I’m not alone in spotting the issues for these big players though. Gartner state that “Current data governance practices are often too rigid and insensitive to the business context” and that “By 2027, 60% of organizations will fail to realize the anticipated value of their AI use cases due to incohesive data governance frameworks”.
AI will improve efficiency is the mantra today, but it’s only true if you let it happen. The structured, heavyweight approach existed because machines couldn’t read anything else - and that reason has just evaporated. AI doesn’t make complexity efficient, it makes it unnecessary. Will these big organisations be brave enough to embrace “easy”?
Does it actually work?
Yes it does! To illustrate this, I imported the catalogue repo to my website project and gave Claude Code the following prompt, it managed to pull together the graph I needed with no further questions or clarifications.
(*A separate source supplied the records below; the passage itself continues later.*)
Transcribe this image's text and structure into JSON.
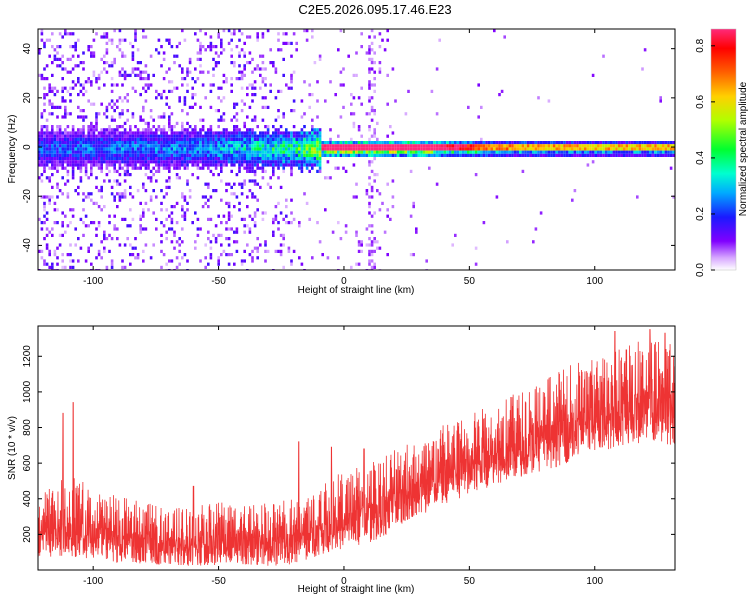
{
  "figure_title": "C2E5.2026.095.17.46.E23",
  "chart_data": [
    {
      "type": "heatmap",
      "name": "spectrogram",
      "title": "",
      "xlabel": "Height of straight line (km)",
      "ylabel": "Frequency (Hz)",
      "xlim": [
        -122,
        132
      ],
      "ylim": [
        -50,
        48
      ],
      "xticks": [
        -100,
        -50,
        0,
        50,
        100
      ],
      "yticks": [
        -40,
        -20,
        0,
        20,
        40
      ],
      "colorbar": {
        "label": "Normalized spectral amplitude",
        "range": [
          0,
          0.86
        ],
        "ticks": [
          0.0,
          0.2,
          0.4,
          0.6,
          0.8
        ],
        "colormap": "hsv-rainbow"
      },
      "description_values": {
        "dominant_frequency_hz": 0,
        "band_amplitude_by_height": [
          [
            -120,
            0.25
          ],
          [
            -60,
            0.3
          ],
          [
            -20,
            0.45
          ],
          [
            0,
            0.8
          ],
          [
            30,
            0.75
          ],
          [
            60,
            0.45
          ],
          [
            100,
            0.4
          ],
          [
            130,
            0.4
          ]
        ]
      }
    },
    {
      "type": "line",
      "name": "snr",
      "title": "",
      "xlabel": "Height of straight line (km)",
      "ylabel": "SNR (10 * v/v)",
      "xlim": [
        -122,
        132
      ],
      "ylim": [
        0,
        1370
      ],
      "xticks": [
        -100,
        -50,
        0,
        50,
        100
      ],
      "yticks": [
        200,
        400,
        600,
        800,
        1000,
        1200
      ],
      "series": [
        {
          "name": "SNR",
          "color": "#ee3333",
          "envelope_x": [
            -122,
            -110,
            -100,
            -90,
            -80,
            -70,
            -60,
            -50,
            -40,
            -30,
            -20,
            -10,
            0,
            10,
            20,
            30,
            40,
            50,
            60,
            70,
            80,
            90,
            100,
            110,
            120,
            132
          ],
          "envelope_lower": [
            60,
            70,
            60,
            40,
            30,
            30,
            20,
            20,
            30,
            20,
            30,
            80,
            120,
            150,
            220,
            300,
            370,
            420,
            480,
            520,
            560,
            600,
            650,
            690,
            720,
            700
          ],
          "envelope_upper": [
            400,
            560,
            450,
            420,
            380,
            350,
            360,
            380,
            390,
            380,
            400,
            480,
            560,
            600,
            680,
            740,
            820,
            870,
            950,
            1000,
            1100,
            1150,
            1200,
            1250,
            1300,
            1280
          ],
          "peaks": [
            [
              -108,
              940
            ],
            [
              -112,
              880
            ],
            [
              -60,
              470
            ],
            [
              -18,
              720
            ],
            [
              -5,
              690
            ],
            [
              8,
              680
            ],
            [
              108,
              1340
            ],
            [
              122,
              1350
            ],
            [
              128,
              1330
            ]
          ]
        }
      ]
    }
  ]
}
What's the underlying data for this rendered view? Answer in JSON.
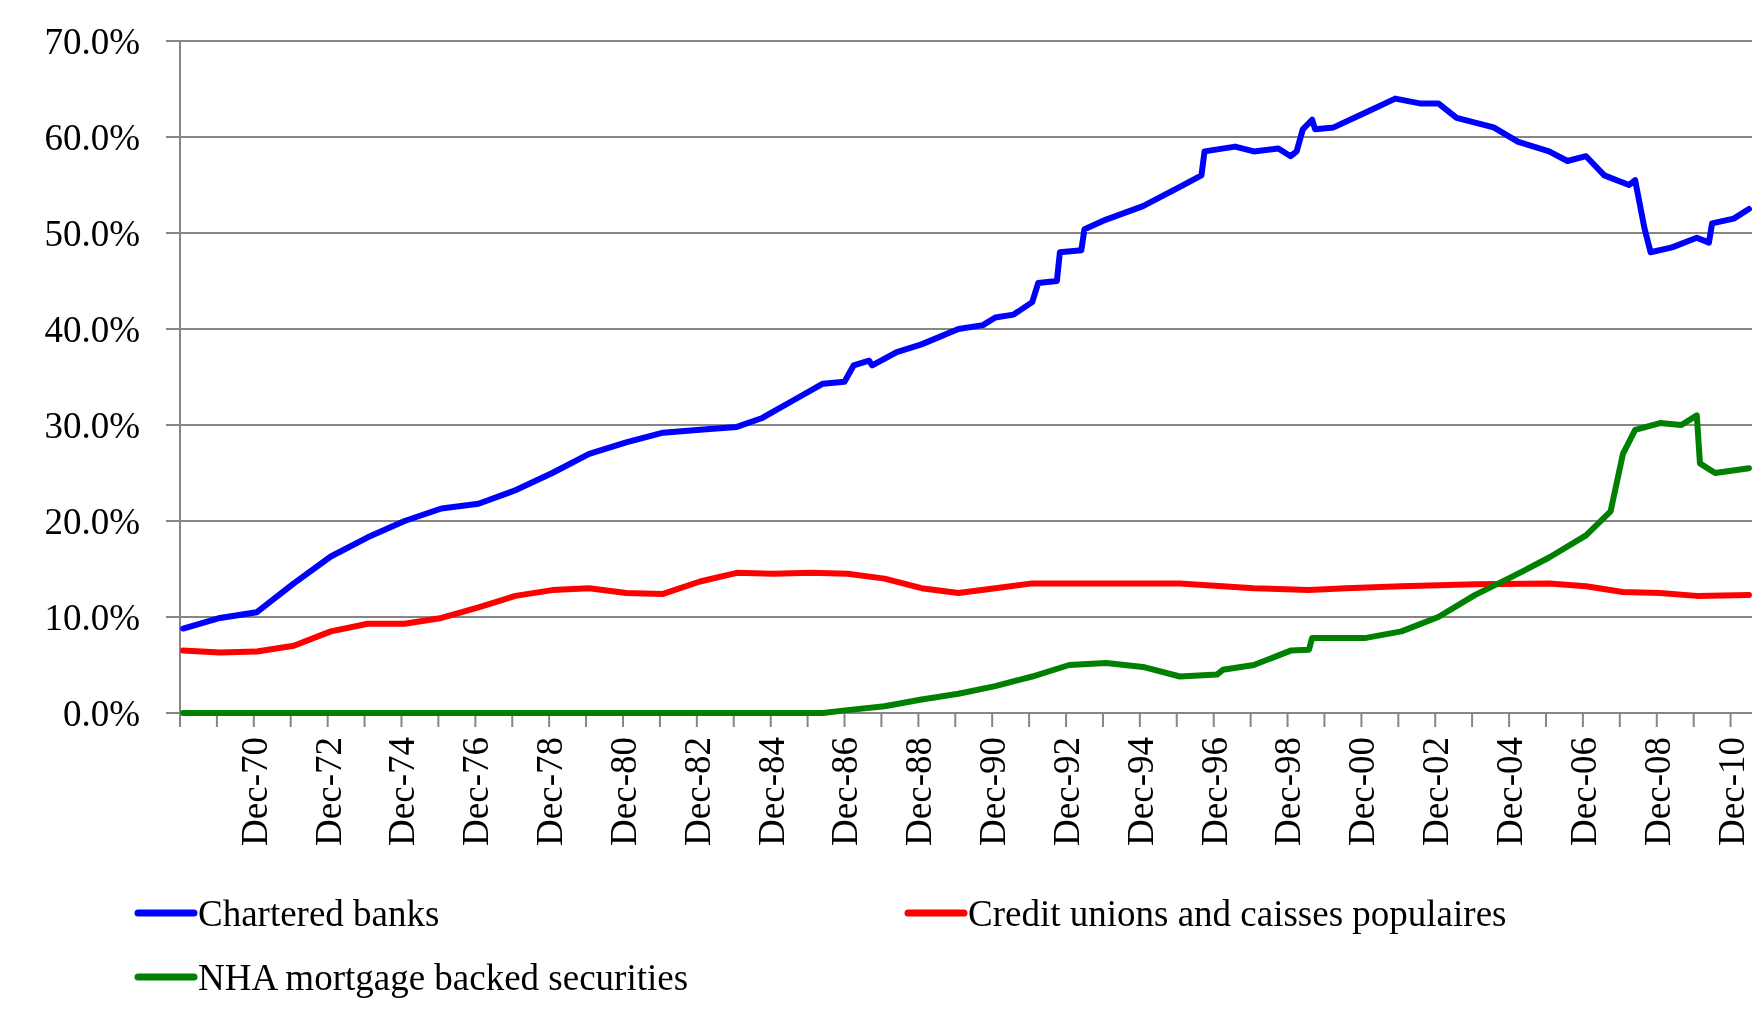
{
  "chart_data": {
    "type": "line",
    "xlim": [
      "1968-12",
      "2011-07"
    ],
    "xticks": [
      {
        "value": "1969-12",
        "label": null
      },
      {
        "value": "1970-12",
        "label": "Dec-70"
      },
      {
        "value": "1971-12",
        "label": null
      },
      {
        "value": "1972-12",
        "label": "Dec-72"
      },
      {
        "value": "1973-12",
        "label": null
      },
      {
        "value": "1974-12",
        "label": "Dec-74"
      },
      {
        "value": "1975-12",
        "label": null
      },
      {
        "value": "1976-12",
        "label": "Dec-76"
      },
      {
        "value": "1977-12",
        "label": null
      },
      {
        "value": "1978-12",
        "label": "Dec-78"
      },
      {
        "value": "1979-12",
        "label": null
      },
      {
        "value": "1980-12",
        "label": "Dec-80"
      },
      {
        "value": "1981-12",
        "label": null
      },
      {
        "value": "1982-12",
        "label": "Dec-82"
      },
      {
        "value": "1983-12",
        "label": null
      },
      {
        "value": "1984-12",
        "label": "Dec-84"
      },
      {
        "value": "1985-12",
        "label": null
      },
      {
        "value": "1986-12",
        "label": "Dec-86"
      },
      {
        "value": "1987-12",
        "label": null
      },
      {
        "value": "1988-12",
        "label": "Dec-88"
      },
      {
        "value": "1989-12",
        "label": null
      },
      {
        "value": "1990-12",
        "label": "Dec-90"
      },
      {
        "value": "1991-12",
        "label": null
      },
      {
        "value": "1992-12",
        "label": "Dec-92"
      },
      {
        "value": "1993-12",
        "label": null
      },
      {
        "value": "1994-12",
        "label": "Dec-94"
      },
      {
        "value": "1995-12",
        "label": null
      },
      {
        "value": "1996-12",
        "label": "Dec-96"
      },
      {
        "value": "1997-12",
        "label": null
      },
      {
        "value": "1998-12",
        "label": "Dec-98"
      },
      {
        "value": "1999-12",
        "label": null
      },
      {
        "value": "2000-12",
        "label": "Dec-00"
      },
      {
        "value": "2001-12",
        "label": null
      },
      {
        "value": "2002-12",
        "label": "Dec-02"
      },
      {
        "value": "2003-12",
        "label": null
      },
      {
        "value": "2004-12",
        "label": "Dec-04"
      },
      {
        "value": "2005-12",
        "label": null
      },
      {
        "value": "2006-12",
        "label": "Dec-06"
      },
      {
        "value": "2007-12",
        "label": null
      },
      {
        "value": "2008-12",
        "label": "Dec-08"
      },
      {
        "value": "2009-12",
        "label": null
      },
      {
        "value": "2010-12",
        "label": "Dec-10"
      }
    ],
    "ylim": [
      0,
      70
    ],
    "yticks": [
      {
        "value": 0,
        "label": "0.0%"
      },
      {
        "value": 10,
        "label": "10.0%"
      },
      {
        "value": 20,
        "label": "20.0%"
      },
      {
        "value": 30,
        "label": "30.0%"
      },
      {
        "value": 40,
        "label": "40.0%"
      },
      {
        "value": 50,
        "label": "50.0%"
      },
      {
        "value": 60,
        "label": "60.0%"
      },
      {
        "value": 70,
        "label": "70.0%"
      }
    ],
    "grid": "y",
    "legend": "bottom",
    "marker": "none",
    "line_style": "solid",
    "series": [
      {
        "name": "Chartered banks",
        "color": "#0000ff",
        "x": [
          "1969-01",
          "1970-01",
          "1971-01",
          "1972-01",
          "1973-01",
          "1974-01",
          "1975-01",
          "1976-01",
          "1977-01",
          "1978-01",
          "1979-01",
          "1980-01",
          "1981-01",
          "1982-01",
          "1983-01",
          "1984-01",
          "1984-09",
          "1985-07",
          "1986-05",
          "1986-12",
          "1987-03",
          "1987-08",
          "1987-09",
          "1988-05",
          "1989-01",
          "1990-01",
          "1990-09",
          "1991-01",
          "1991-07",
          "1992-01",
          "1992-03",
          "1992-09",
          "1992-10",
          "1993-05",
          "1993-06",
          "1994-01",
          "1995-01",
          "1996-01",
          "1996-08",
          "1996-09",
          "1997-07",
          "1998-01",
          "1998-09",
          "1999-01",
          "1999-03",
          "1999-05",
          "1999-08",
          "1999-09",
          "2000-03",
          "2001-01",
          "2001-11",
          "2002-07",
          "2003-01",
          "2003-07",
          "2004-07",
          "2005-03",
          "2006-01",
          "2006-07",
          "2007-01",
          "2007-07",
          "2008-03",
          "2008-05",
          "2008-08",
          "2008-10",
          "2009-05",
          "2010-01",
          "2010-05",
          "2010-06",
          "2011-01",
          "2011-06"
        ],
        "values": [
          8.8,
          9.9,
          10.5,
          13.5,
          16.3,
          18.3,
          20.0,
          21.3,
          21.8,
          23.2,
          25.0,
          27.0,
          28.2,
          29.2,
          29.5,
          29.8,
          30.7,
          32.5,
          34.3,
          34.5,
          36.2,
          36.7,
          36.2,
          37.6,
          38.4,
          40.0,
          40.4,
          41.2,
          41.5,
          42.8,
          44.8,
          45.0,
          48.0,
          48.2,
          50.4,
          51.4,
          52.8,
          54.8,
          56.0,
          58.5,
          59.0,
          58.5,
          58.8,
          58.0,
          58.5,
          60.8,
          61.8,
          60.8,
          61.0,
          62.5,
          64.0,
          63.5,
          63.5,
          62.0,
          61.0,
          59.5,
          58.5,
          57.5,
          58.0,
          56.0,
          55.0,
          55.5,
          50.5,
          48.0,
          48.5,
          49.5,
          49.0,
          51.0,
          51.5,
          52.5
        ]
      },
      {
        "name": "Credit unions and caisses populaires",
        "color": "#ff0000",
        "x": [
          "1969-01",
          "1970-01",
          "1971-01",
          "1972-01",
          "1973-01",
          "1974-01",
          "1975-01",
          "1976-01",
          "1977-01",
          "1978-01",
          "1979-01",
          "1980-01",
          "1981-01",
          "1982-01",
          "1983-01",
          "1984-01",
          "1985-01",
          "1986-01",
          "1987-01",
          "1988-01",
          "1989-01",
          "1990-01",
          "1991-01",
          "1992-01",
          "1993-01",
          "1994-01",
          "1996-01",
          "1998-01",
          "1999-07",
          "2000-07",
          "2002-01",
          "2004-01",
          "2006-01",
          "2007-01",
          "2008-01",
          "2009-01",
          "2010-01",
          "2011-06"
        ],
        "values": [
          6.5,
          6.3,
          6.4,
          7.0,
          8.5,
          9.3,
          9.3,
          9.9,
          11.0,
          12.2,
          12.8,
          13.0,
          12.5,
          12.4,
          13.7,
          14.6,
          14.5,
          14.6,
          14.5,
          14.0,
          13.0,
          12.5,
          13.0,
          13.5,
          13.5,
          13.5,
          13.5,
          13.0,
          12.8,
          13.0,
          13.2,
          13.4,
          13.5,
          13.2,
          12.6,
          12.5,
          12.2,
          12.3
        ]
      },
      {
        "name": "NHA mortgage backed securities",
        "color": "#008000",
        "x": [
          "1969-01",
          "1986-05",
          "1987-01",
          "1988-01",
          "1989-01",
          "1990-01",
          "1991-01",
          "1992-01",
          "1993-01",
          "1994-01",
          "1995-01",
          "1996-01",
          "1997-01",
          "1997-03",
          "1998-01",
          "1999-01",
          "1999-07",
          "1999-08",
          "2001-01",
          "2002-01",
          "2003-01",
          "2004-01",
          "2005-01",
          "2006-01",
          "2007-01",
          "2007-09",
          "2008-01",
          "2008-05",
          "2009-01",
          "2009-08",
          "2010-01",
          "2010-02",
          "2010-07",
          "2011-06"
        ],
        "values": [
          0,
          0,
          0.3,
          0.7,
          1.4,
          2.0,
          2.8,
          3.8,
          5.0,
          5.2,
          4.8,
          3.8,
          4.0,
          4.5,
          5.0,
          6.5,
          6.6,
          7.8,
          7.8,
          8.5,
          10.0,
          12.3,
          14.2,
          16.2,
          18.5,
          21.0,
          27.0,
          29.5,
          30.2,
          30.0,
          31.0,
          26.0,
          25.0,
          25.5
        ]
      }
    ]
  }
}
I have just added my data catalogue repo to this project (see the 'catalogue' directory), which describes all the datasets in my personal data lake.
Using that metadata and the query functionality added to this project (see the 'charts' folder), add a new chart to the 'simplest-data-catalogue.md' post showing inflation adjusted oil price as a line chart - covering as much time as we have data for.
The sharp-eyed reader might spot that adjusting a dollar-denominated oil price by UK inflation is a strange thing to do (at least without converting to GBP first) - but the aim here was to see if the catalogue gave me a view of the data available - as a consumer of the data, it’s my responsibility to use it wisely!
If you’re interested in how I made the charts work, see the previous instalment in this blog series.
Make it your own
So hopefully by now I’ve convinced you that simplicity and utility are the key success factors for a good data catalogue, and that you shouldn’t fall for the false premise that complexity and cost mean value.
I’ve shown you how it works, where you can use it and how I’ve used it myself. The only thing left to say is: now take it away and make it yours! Clone the repo, add your own datasets, tweak the format if you like and you could have a solid data catalogue set up for your team by the end of the day!